Demetrius Hunter remembers riding around in his father’s truck as the pair made delivery trips around the city, watching his father build relationships with residents, often extending credit.
“Grocers on Wheels delivered to the same communities my dad did, and we still do that delivery service,” Hunter says. “And the brick-and-mortar was so important, especially during the pandemic.”
Fresh food was a need 40 years ago in Raleigh, when his father was making those produce runs, and it continues now. Food deserts—defined as a community in which the poverty rate is 20 percent or greater, and in which 33 percent of the population lives more than one mile from a supermarket—are pervasive across the state. In 2014, there were at least 349 food deserts, a federal study revealed, and these days North Carolina ranks as the 10th-hungriest state in the country, with particularly high rates of food insecurity among children and seniors.
Over the years, several major chains laid down roots in Southeast Raleigh only to close their doors. In 2012, two such stores shuttered—a Kroger on New Bern Avenue and one on Martin Luther King Jr. Boulevard—deepening area food insecurity. A Save-A-Lot opened in 2015 in the Martin Luther King Jr. Boulevard space before closing in 2019.
Alternative grocery models have helped fill the gap, including the Fertile Ground Cooperative, which hosts farmers’ markets and has been working since 2011 to establish a member-owned grocery store.
In 2013, Hunter formed Grocers on Wheels alongside the public health advocate and performance artist Anita Woodley. The organization, a partnership with local farmers and Wake County Human Services, delivers produce and healthy baked goods directly to homes, senior centers, and social service providers. Since the onset of the pandemic, the group has delivered between 300–400 boxes of produce a week, Ngera says.

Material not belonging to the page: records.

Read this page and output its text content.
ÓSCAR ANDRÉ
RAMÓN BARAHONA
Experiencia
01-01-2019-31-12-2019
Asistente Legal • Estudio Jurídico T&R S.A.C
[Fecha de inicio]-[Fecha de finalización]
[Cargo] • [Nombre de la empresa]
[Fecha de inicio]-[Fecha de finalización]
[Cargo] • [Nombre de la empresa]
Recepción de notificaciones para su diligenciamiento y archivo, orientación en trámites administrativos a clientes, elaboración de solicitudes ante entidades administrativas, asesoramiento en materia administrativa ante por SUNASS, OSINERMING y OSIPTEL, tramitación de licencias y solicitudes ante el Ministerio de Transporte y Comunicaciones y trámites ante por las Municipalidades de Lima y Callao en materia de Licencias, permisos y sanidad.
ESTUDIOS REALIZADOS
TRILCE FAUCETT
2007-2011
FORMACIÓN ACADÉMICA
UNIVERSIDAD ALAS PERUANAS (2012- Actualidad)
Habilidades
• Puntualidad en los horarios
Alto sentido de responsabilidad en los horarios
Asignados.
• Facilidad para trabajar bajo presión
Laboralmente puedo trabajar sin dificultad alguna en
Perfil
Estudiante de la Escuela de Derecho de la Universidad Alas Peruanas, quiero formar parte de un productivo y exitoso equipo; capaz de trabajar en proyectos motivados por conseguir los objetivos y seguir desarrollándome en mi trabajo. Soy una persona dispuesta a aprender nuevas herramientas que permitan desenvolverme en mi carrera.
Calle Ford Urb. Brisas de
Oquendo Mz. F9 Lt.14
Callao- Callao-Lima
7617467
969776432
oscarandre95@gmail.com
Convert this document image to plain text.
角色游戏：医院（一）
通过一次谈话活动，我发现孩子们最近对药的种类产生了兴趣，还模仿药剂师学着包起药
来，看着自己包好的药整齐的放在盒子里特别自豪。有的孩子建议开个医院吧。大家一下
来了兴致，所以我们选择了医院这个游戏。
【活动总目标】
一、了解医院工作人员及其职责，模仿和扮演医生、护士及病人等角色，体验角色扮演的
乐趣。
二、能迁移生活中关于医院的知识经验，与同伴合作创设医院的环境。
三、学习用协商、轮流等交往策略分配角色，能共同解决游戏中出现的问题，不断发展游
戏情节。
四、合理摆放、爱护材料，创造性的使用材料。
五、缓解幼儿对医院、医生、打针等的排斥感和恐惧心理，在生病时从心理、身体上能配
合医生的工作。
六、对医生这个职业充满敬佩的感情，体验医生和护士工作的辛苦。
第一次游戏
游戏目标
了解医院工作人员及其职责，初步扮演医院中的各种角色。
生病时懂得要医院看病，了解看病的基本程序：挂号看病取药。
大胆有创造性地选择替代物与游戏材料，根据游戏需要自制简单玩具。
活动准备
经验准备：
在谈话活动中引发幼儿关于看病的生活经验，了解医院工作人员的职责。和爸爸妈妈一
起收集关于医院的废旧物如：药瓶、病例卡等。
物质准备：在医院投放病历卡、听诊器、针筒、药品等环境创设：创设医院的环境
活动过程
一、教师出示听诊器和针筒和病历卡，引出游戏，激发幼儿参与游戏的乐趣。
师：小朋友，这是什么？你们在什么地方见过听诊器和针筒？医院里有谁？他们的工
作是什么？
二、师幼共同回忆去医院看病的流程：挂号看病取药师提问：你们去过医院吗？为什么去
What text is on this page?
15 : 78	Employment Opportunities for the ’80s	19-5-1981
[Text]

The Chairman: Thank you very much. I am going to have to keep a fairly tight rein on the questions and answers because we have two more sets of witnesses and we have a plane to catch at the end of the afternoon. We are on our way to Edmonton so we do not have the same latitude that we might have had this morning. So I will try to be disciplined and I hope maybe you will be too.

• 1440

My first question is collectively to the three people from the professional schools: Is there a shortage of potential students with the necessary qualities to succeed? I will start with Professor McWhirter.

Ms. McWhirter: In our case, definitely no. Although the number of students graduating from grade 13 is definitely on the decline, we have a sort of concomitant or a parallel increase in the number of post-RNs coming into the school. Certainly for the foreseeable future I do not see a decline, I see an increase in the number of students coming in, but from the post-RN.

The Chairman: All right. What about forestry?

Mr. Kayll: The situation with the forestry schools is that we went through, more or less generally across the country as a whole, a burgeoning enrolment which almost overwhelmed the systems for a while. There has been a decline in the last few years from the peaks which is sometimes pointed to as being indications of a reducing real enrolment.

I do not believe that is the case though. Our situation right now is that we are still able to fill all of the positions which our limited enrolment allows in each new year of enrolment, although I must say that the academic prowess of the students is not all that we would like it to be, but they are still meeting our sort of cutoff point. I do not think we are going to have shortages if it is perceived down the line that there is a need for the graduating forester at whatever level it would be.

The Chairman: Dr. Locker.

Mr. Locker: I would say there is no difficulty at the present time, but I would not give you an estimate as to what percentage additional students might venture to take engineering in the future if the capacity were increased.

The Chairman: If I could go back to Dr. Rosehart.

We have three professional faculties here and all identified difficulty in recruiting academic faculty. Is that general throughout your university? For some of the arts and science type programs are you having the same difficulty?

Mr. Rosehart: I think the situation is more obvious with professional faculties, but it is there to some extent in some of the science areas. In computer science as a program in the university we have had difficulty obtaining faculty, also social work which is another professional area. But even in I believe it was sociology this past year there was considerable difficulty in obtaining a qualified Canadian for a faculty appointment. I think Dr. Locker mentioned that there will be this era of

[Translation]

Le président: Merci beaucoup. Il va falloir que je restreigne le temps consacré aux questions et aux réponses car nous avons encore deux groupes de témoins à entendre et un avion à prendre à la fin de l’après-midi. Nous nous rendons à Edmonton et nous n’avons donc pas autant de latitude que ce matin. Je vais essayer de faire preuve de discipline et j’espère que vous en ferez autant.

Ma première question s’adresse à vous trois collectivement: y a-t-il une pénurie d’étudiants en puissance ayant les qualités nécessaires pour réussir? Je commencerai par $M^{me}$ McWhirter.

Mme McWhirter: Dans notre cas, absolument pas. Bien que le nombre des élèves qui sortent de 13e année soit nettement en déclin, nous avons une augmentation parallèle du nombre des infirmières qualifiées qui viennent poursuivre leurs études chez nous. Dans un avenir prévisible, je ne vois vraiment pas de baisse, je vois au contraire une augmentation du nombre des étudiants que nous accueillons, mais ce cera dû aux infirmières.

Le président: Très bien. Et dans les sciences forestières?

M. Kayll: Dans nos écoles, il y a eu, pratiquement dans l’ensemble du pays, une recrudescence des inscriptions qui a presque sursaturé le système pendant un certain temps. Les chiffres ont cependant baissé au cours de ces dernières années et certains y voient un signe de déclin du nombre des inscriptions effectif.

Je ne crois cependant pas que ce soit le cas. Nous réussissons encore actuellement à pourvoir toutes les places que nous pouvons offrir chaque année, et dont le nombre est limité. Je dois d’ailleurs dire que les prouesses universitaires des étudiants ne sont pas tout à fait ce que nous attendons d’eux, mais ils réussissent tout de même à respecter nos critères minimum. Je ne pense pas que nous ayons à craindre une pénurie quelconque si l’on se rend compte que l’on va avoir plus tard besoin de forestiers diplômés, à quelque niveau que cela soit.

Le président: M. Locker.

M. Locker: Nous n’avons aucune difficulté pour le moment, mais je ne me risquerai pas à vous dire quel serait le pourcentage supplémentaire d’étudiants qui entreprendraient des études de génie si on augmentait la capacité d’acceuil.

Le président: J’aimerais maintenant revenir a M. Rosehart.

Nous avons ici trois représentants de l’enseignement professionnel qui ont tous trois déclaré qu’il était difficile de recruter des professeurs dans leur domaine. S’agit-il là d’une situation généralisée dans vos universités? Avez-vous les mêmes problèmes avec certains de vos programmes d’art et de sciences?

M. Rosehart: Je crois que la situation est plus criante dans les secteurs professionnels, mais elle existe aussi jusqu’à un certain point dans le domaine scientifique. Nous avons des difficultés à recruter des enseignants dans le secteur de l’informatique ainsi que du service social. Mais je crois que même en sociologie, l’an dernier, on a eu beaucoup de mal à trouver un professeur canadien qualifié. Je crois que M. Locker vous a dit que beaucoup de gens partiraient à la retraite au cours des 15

“The hospitality industry was hit really hard by the pandemic,” Priscilla Ngera says, “and most of these chefs don’t have jobs. So we want to put it out there where we can help the community, and they can come and show their talent and also do a demo, as they also show people what we have in the store.”
Food insecurity has been unforgiving during COVID-19 and will likely get worse as CARES protections expire. Emergency federal interventions have helped lessen the blow, but only temporarily. Hunter’s efforts, in contrast, will continue to build on the relationships his father and ancestors began, and create an organization with longevity that supports Black makers and builds community.
Having a building to call home anchors those efforts, not unlike the plot of land in Johnston County did for Hunter’s family 150 years ago.
Hunter and Ngera hope to run events in the new space, including cooking demos that feature one-pot recipes across the African diaspora, like Mukimo, a stew made with boiled potatoes and greens.
They also have a vision of hiring young people to work with them and carry on the mission. Ngera’s 17-year-old daughter, Immaculate Wanjiku, does much of the grant writing and marketing for the grocery. On opening day, she was busy showing customers around the store, and detailing where certain vegetables came from.
“This is a part of our legacy and how it should continue on,” Hunter says. “But I want it to be above and beyond me, you know—bigger than me and my dad.”